Garlic & Ginger Soup

Ingredients:

  • Two cloves of garlic, peeled and finely diced
  • Four spring onions, also finely sliced
  • Seven cups of chicken stock or vegetable stock
  • 50g of grated root ginger, finely sliced too
  • And last but not least… one finely diced hot or medium-hot chilli
  • Chopped or whole mushrooms (optional)

Method:

  1. Put the Garlic, onions, mushrooms (if you are using them) and the ginger in a big pan and put it on low heat for a few minutes, and sauté them.
  2. Add the stock and bring to a boil.
  3. Turn to a simmer and stir gently, until all of the ingredients become soft.
  4. Last add the chopped chilli, and stir for another 5 minutes. Then you can serve the soup while it is warm. Combine it with lemon water and crusty bread. This will provide more anti-bacterial effects and improve your digestion too.

Winter Tea

The final remedy I tried was a Winter Tea. Herbal teas are good for all sorts of things and boost our physical and mental health. Fresh herbs are full of antioxidants, which help reduce inflammation.
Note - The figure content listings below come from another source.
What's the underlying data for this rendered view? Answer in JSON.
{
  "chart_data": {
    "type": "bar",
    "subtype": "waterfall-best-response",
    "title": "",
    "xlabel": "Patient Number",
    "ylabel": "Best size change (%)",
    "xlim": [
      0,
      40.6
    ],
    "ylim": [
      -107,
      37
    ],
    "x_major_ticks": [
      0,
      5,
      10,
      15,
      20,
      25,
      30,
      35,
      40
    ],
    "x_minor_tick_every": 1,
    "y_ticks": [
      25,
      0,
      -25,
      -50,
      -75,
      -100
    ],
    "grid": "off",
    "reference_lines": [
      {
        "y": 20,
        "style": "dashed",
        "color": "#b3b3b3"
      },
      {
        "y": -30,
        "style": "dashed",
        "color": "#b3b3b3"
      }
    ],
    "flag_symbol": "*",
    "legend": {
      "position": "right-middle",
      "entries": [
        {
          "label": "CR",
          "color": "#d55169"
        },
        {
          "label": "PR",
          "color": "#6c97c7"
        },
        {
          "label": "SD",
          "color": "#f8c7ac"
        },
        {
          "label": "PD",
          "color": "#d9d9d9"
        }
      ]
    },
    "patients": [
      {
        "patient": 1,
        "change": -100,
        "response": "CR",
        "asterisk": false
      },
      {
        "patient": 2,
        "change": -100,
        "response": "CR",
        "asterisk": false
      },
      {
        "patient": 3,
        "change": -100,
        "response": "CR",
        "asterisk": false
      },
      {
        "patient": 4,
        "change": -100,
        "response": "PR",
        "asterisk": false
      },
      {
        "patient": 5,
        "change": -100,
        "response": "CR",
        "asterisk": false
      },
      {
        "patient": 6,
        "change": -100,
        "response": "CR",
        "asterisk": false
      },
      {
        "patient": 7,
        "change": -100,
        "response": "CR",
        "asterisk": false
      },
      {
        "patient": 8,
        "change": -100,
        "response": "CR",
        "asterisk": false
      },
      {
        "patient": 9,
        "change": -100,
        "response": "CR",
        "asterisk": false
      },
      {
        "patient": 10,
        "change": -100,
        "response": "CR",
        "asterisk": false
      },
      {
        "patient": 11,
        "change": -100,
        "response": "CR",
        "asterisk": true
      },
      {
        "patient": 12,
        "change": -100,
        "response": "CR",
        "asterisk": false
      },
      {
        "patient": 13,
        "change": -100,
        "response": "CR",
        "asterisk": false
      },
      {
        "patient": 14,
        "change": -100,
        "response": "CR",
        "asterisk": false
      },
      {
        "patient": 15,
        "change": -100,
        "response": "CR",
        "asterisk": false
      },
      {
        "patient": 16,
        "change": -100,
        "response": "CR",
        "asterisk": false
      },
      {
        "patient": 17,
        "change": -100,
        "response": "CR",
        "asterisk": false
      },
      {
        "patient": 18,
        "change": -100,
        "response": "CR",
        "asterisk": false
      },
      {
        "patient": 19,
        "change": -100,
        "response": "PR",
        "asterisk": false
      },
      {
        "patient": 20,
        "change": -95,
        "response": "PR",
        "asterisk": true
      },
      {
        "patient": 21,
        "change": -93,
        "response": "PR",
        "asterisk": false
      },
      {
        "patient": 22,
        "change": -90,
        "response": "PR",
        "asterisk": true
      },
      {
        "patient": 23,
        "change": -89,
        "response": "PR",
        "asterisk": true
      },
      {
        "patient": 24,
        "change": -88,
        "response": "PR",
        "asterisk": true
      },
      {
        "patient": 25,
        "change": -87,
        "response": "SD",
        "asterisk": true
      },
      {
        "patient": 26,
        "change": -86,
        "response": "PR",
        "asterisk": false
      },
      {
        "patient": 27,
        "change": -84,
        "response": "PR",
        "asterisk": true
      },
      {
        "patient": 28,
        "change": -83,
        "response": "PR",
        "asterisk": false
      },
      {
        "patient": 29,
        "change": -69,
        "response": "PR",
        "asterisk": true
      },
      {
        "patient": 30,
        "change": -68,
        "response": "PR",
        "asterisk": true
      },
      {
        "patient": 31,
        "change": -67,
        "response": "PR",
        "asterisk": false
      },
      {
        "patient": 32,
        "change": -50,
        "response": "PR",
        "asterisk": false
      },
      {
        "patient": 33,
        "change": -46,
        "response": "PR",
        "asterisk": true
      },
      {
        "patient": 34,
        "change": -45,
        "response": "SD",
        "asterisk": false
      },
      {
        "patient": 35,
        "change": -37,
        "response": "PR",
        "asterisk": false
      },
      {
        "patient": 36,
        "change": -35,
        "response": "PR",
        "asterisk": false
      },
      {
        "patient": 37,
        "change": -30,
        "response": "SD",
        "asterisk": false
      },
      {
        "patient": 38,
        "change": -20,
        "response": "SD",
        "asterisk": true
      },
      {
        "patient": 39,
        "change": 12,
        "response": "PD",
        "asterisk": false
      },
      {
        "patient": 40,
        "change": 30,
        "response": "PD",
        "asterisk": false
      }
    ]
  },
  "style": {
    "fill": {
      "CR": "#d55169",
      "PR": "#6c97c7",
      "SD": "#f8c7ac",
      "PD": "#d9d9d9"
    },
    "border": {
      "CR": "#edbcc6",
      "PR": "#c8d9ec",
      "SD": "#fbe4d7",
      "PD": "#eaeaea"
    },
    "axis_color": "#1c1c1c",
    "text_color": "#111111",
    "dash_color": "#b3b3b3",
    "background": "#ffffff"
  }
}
Keeping yourself hydrated when you have a cold is important, I loved this and found it very soothing.

Ingredients:

  • 300ml water
  • ½ a lime
  • ½ a lemon
  • 3cm piece of ginger root, sliced
  • Pinch of cayenne pepper
  • I sprig each of fresh mint, thyme and rosemary
  • ½ a cinnamon stick
  • Honey to taste

Method:

  1. Boil the water in a saucepan.
  2. Squeeze the lemon and lime into the pan, then lob the whole pieces of fruit in as well.
  3. Add everything else – except the honey. Reduce the heat and simmer for 5 minutes.
  4. Add honey to taste before straining to serve.